KARA

L’Encyclopédie de l’Univers Viking

KARA

KARA

Kara est un verbe nordique signifiant nettoyer ou mettre en forme, notamment par le léchage d’un petit par sa mère ; au sens figuré, il peut désigner l’achèvement ou la finition d’un travail.

LangueVieux norrois / vieil islandais
PériodeÂge Viking — Moyen Âge nordique
ZoneScandinavie / monde nordique
Niveau documentaire Bien attesté

L’entrée repose sur des attestations historiques, lexicales ou documentaires solides, à replacer dans leur contexte.

Comprendre le terme

Le terme est attesté avec un sens concret appliqué aux animaux qui nettoient leur petit en le léchant.

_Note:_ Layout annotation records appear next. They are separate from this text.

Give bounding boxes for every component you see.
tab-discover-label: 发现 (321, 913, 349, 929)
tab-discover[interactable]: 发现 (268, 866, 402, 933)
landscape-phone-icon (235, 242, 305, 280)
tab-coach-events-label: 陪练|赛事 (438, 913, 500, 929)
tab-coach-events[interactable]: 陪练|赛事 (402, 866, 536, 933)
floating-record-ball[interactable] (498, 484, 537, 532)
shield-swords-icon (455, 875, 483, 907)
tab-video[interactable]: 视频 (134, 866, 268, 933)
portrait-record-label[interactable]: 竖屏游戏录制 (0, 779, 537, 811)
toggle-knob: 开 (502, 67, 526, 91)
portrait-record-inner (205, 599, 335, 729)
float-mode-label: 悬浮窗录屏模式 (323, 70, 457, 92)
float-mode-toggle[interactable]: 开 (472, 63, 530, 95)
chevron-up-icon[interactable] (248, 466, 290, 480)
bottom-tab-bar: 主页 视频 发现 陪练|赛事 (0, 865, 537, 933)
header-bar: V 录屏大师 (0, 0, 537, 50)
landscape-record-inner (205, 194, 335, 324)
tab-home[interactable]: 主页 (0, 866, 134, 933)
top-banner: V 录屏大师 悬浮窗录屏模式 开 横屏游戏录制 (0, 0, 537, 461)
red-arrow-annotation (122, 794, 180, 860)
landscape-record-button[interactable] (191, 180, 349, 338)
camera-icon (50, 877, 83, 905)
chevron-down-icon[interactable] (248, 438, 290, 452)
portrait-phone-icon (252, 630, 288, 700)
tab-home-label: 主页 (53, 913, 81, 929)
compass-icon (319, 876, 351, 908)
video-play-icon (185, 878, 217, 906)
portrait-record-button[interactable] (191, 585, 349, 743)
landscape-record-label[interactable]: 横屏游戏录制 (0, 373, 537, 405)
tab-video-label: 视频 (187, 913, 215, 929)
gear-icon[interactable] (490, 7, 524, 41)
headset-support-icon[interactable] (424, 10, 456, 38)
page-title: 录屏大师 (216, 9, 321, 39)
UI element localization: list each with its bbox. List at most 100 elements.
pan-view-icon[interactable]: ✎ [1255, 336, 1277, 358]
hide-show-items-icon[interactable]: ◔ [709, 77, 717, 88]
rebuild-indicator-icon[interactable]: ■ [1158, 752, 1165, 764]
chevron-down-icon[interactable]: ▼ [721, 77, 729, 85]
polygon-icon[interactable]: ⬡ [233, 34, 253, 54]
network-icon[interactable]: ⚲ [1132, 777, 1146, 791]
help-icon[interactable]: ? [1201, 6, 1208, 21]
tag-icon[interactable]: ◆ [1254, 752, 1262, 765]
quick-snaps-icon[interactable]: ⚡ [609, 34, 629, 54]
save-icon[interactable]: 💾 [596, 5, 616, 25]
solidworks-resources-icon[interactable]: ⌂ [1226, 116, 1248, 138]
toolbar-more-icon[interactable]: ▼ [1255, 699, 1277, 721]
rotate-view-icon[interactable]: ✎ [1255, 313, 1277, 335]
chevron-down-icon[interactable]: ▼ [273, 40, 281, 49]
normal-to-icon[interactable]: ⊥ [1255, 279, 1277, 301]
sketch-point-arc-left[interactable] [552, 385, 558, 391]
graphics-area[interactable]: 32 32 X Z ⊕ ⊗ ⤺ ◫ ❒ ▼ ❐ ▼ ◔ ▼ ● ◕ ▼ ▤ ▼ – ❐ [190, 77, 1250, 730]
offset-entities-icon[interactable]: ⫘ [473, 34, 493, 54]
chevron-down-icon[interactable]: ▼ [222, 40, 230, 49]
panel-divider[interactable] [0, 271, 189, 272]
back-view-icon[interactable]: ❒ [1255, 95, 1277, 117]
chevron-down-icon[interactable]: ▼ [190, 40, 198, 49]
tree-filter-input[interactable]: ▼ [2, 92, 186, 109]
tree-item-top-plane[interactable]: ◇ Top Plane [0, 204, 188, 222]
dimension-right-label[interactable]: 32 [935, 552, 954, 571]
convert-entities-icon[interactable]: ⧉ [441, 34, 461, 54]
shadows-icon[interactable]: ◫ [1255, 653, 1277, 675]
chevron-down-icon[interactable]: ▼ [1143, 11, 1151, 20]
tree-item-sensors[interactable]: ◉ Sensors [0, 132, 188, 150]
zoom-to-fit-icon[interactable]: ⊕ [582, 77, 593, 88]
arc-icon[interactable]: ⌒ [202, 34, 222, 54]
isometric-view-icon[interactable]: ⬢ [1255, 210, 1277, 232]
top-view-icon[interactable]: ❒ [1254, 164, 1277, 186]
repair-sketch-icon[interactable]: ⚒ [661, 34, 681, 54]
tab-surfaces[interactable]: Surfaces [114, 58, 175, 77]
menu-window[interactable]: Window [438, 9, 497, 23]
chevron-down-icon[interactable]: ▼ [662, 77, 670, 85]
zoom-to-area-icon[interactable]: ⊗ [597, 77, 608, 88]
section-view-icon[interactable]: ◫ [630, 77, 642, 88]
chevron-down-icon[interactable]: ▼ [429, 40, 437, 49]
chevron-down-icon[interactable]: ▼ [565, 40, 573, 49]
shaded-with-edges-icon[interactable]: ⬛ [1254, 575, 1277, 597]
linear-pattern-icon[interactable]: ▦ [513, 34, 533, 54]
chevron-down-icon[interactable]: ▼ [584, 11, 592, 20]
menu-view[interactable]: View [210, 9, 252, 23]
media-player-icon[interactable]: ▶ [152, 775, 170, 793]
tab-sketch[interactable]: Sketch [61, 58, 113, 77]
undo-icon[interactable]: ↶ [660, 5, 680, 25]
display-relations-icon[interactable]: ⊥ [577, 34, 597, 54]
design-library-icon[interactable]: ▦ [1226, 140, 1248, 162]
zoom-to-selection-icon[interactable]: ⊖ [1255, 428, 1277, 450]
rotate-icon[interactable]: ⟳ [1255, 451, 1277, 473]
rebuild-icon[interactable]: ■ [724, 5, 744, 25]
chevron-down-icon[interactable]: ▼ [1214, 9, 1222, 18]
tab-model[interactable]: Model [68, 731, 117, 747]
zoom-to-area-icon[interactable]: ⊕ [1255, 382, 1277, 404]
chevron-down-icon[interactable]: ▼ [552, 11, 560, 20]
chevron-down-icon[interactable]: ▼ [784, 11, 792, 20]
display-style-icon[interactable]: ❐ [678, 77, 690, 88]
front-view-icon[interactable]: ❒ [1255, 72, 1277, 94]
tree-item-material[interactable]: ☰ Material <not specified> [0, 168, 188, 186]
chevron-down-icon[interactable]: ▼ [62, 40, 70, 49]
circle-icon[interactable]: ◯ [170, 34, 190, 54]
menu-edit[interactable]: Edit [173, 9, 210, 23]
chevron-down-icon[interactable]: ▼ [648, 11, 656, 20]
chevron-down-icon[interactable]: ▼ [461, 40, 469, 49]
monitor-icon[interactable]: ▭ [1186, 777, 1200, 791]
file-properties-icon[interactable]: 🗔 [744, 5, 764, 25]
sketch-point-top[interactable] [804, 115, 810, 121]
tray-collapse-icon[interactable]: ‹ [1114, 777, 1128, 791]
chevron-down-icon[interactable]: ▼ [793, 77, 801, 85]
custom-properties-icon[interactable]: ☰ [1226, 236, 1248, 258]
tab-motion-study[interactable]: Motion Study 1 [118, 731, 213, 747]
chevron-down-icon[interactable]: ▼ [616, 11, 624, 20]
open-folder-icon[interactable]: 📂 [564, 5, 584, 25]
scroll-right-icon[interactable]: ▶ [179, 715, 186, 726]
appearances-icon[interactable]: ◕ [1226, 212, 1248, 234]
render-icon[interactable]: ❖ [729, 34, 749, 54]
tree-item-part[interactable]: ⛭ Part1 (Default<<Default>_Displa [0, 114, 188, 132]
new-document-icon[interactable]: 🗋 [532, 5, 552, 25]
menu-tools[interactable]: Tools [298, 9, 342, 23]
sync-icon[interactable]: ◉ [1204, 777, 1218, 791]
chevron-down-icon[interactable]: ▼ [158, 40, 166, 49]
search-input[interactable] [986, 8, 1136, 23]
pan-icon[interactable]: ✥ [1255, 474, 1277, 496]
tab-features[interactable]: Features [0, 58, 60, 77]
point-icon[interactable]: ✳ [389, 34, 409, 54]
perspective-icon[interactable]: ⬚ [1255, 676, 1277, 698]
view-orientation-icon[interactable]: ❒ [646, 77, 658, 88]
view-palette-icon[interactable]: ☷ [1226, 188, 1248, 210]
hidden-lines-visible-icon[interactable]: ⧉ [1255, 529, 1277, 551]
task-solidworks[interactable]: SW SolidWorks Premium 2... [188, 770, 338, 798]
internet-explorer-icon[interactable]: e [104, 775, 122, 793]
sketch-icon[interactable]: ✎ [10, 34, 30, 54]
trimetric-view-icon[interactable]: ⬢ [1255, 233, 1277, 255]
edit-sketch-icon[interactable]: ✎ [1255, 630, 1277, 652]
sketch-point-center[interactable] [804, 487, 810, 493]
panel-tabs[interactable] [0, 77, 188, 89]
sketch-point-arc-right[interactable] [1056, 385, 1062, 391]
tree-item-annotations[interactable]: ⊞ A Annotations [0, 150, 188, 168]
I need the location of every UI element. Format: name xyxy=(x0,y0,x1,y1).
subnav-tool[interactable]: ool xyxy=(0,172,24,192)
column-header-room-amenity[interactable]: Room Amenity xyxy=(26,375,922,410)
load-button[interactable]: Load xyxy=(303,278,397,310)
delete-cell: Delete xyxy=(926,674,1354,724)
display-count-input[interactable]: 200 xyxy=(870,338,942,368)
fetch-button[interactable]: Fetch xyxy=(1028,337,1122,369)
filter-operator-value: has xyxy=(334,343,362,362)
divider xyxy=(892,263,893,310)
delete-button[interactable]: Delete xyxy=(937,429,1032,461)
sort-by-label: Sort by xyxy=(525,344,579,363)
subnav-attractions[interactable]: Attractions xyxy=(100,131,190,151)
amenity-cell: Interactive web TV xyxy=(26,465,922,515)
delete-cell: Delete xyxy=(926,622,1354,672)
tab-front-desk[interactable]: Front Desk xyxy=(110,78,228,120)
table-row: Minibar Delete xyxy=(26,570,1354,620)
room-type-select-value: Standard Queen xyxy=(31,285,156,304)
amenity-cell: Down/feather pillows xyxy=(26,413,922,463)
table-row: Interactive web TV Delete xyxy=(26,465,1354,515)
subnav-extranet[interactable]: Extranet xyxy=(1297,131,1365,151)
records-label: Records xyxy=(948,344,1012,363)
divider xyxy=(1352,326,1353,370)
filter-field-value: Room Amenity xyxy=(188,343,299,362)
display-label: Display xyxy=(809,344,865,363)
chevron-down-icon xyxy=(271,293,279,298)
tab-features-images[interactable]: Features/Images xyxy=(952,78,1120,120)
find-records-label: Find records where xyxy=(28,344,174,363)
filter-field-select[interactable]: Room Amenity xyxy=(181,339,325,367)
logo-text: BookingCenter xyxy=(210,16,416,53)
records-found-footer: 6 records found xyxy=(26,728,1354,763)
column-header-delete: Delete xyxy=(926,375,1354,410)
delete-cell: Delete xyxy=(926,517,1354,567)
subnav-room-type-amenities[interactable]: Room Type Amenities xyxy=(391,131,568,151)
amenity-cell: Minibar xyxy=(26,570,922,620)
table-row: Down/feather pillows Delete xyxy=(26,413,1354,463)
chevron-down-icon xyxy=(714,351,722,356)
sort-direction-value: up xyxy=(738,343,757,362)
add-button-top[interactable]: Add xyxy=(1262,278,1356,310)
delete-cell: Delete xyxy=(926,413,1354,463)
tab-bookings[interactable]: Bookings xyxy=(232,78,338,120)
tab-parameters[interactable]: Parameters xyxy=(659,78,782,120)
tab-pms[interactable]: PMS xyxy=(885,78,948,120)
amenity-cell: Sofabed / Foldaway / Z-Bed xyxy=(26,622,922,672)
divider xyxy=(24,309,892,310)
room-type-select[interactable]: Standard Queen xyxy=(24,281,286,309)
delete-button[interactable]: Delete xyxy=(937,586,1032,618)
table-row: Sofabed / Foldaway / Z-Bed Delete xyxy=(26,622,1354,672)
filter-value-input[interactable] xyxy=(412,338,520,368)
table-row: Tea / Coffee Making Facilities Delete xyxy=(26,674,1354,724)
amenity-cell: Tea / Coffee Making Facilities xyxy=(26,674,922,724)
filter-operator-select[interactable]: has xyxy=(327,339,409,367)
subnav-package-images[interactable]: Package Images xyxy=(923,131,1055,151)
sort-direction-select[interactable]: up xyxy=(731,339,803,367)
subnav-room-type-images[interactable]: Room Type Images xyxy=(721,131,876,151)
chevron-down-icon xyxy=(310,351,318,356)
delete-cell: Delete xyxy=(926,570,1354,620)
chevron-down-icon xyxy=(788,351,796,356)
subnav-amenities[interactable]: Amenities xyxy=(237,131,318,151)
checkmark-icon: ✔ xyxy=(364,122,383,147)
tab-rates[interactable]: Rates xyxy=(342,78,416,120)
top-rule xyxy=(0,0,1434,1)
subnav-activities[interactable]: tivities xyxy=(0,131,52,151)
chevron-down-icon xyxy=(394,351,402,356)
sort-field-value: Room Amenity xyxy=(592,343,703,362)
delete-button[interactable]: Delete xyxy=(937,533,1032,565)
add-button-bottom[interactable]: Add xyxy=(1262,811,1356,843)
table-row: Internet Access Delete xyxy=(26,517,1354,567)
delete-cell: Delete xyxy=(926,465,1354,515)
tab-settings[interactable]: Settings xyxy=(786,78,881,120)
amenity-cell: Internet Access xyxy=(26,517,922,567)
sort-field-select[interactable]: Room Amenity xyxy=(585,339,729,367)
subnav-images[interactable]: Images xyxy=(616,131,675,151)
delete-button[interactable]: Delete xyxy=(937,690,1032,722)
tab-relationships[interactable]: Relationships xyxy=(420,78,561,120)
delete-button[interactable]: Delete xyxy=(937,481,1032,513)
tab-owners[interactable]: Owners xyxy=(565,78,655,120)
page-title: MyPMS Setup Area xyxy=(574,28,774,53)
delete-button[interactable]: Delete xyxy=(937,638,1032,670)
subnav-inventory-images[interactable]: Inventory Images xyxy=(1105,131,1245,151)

Il possède également un emploi figuré pour parler d’une chose terminée ou, au contraire, encore grossièrement exécutée.

Contexte historique

Kara appartient au vocabulaire nordique transmis entre l’Âge Viking et le Moyen Âge scandinave, avec des emplois particulièrement documentés dans la tradition linguistique islandaise.

Usage et fonction

Verbe décrivant d’abord une action de nettoyage ou de mise en état. Par extension métaphorique, il peut s’appliquer à un ouvrage ou à une tâche pour indiquer qu’ils sont achevés, façonnés ou suffisamment finis.

Ce que l’on sait

Le sens concret renvoie au léchage par lequel une brebis ou une vache nettoie son petit. Le sens figuré concerne la finition d’un travail. Des formes négatives ou composées peuvent qualifier une réalisation restée inachevée ou seulement partiellement mise en forme.

Ce qui est débattu

La relation exacte entre le sens concret et les emplois métaphoriques dépend de l’interprétation lexicale des exemples conservés ; les éléments disponibles ne permettent pas d’en déduire un usage spécialisé ou rituel.

Idées reçues et confusions fréquentes

Kara ne doit pas être présenté automatiquement comme un nom propre, une divinité ou un personnage mythologique : dans cette notice, il s’agit d’un terme verbal.

À retenir

Kara relève du vocabulaire verbal, non du nom d’une divinité ou d’un objet. Son emploi associe une action animale concrète à une métaphore de l’achèvement et de la finition.